Katia Morales, Jose Luis Zambrano, Lucy R. Stewart
Plant disease 2014 v.98 no.12 pp. 1661-1665
Maize chlorotic dwarf virus, Maize dwarf mosaic virus, Zea mays, corn, disease severity, greenhouse experimentation, growth and development, mixed infection, plant growth, reverse transcriptase polymerase chain reaction, signs and symptoms (plants), viruses, Ohio
Two major maize viruses have been reported in the United States: Maize dwarf mosaic virus (MDMV) and Maize chlorotic dwarf virus (MCDV).
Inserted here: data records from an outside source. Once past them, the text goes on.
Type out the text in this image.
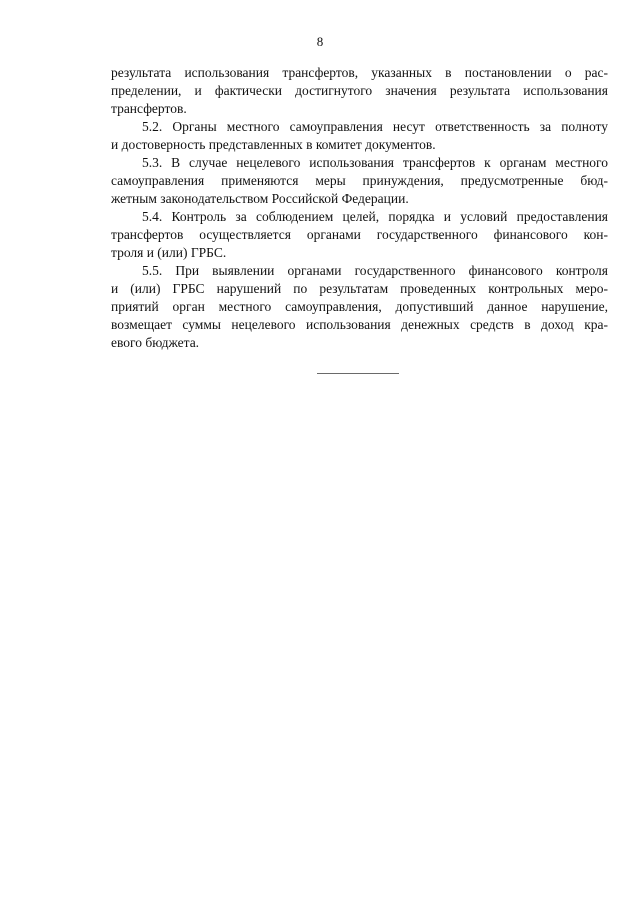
8
результата использования трансфертов, указанных в постановлении о рас-
пределении, и фактически достигнутого значения результата использования
трансфертов.
5.2. Органы местного самоуправления несут ответственность за полноту
и достоверность представленных в комитет документов.
5.3. В случае нецелевого использования трансфертов к органам местного
самоуправления применяются меры принуждения, предусмотренные бюд-
жетным законодательством Российской Федерации.
5.4. Контроль за соблюдением целей, порядка и условий предоставления
трансфертов осуществляется органами государственного финансового кон-
троля и (или) ГРБС.
5.5. При выявлении органами государственного финансового контроля
и (или) ГРБС нарушений по результатам проведенных контрольных меро-
приятий орган местного самоуправления, допустивший данное нарушение,
возмещает суммы нецелевого использования денежных средств в доход кра-
евого бюджета.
These viruses co-occur in regions where maize is grown such that co-infections are likely. Co-infection of different strains of MCDV is also observed frequently, and a synergistic enhancement of symptoms in co-infected plants was previously reported. Here we examined the impact of co-infections of two strains of MCDV (MCDV-S and MCDV-M1, severe and mild), and co-infections of MCDV and MDMV in ‘Spirit’ maize in greenhouse experiments. Quantitative plant growth and development parameters were measured and virus accumulation was measured by RT-qPCR. Based on our results, we conclude that virus symptoms are enhanced and plants show less recovery over time in co-infections of MDMV and MCDV-S compared to single infections with either virus. In contrast, MDMV co-infections with MCDV-M1 did not show symptom enhancement for either virus, and co-infection of MCDV-M1 and MCDV-S results in symptoms intermediate between the two single infections.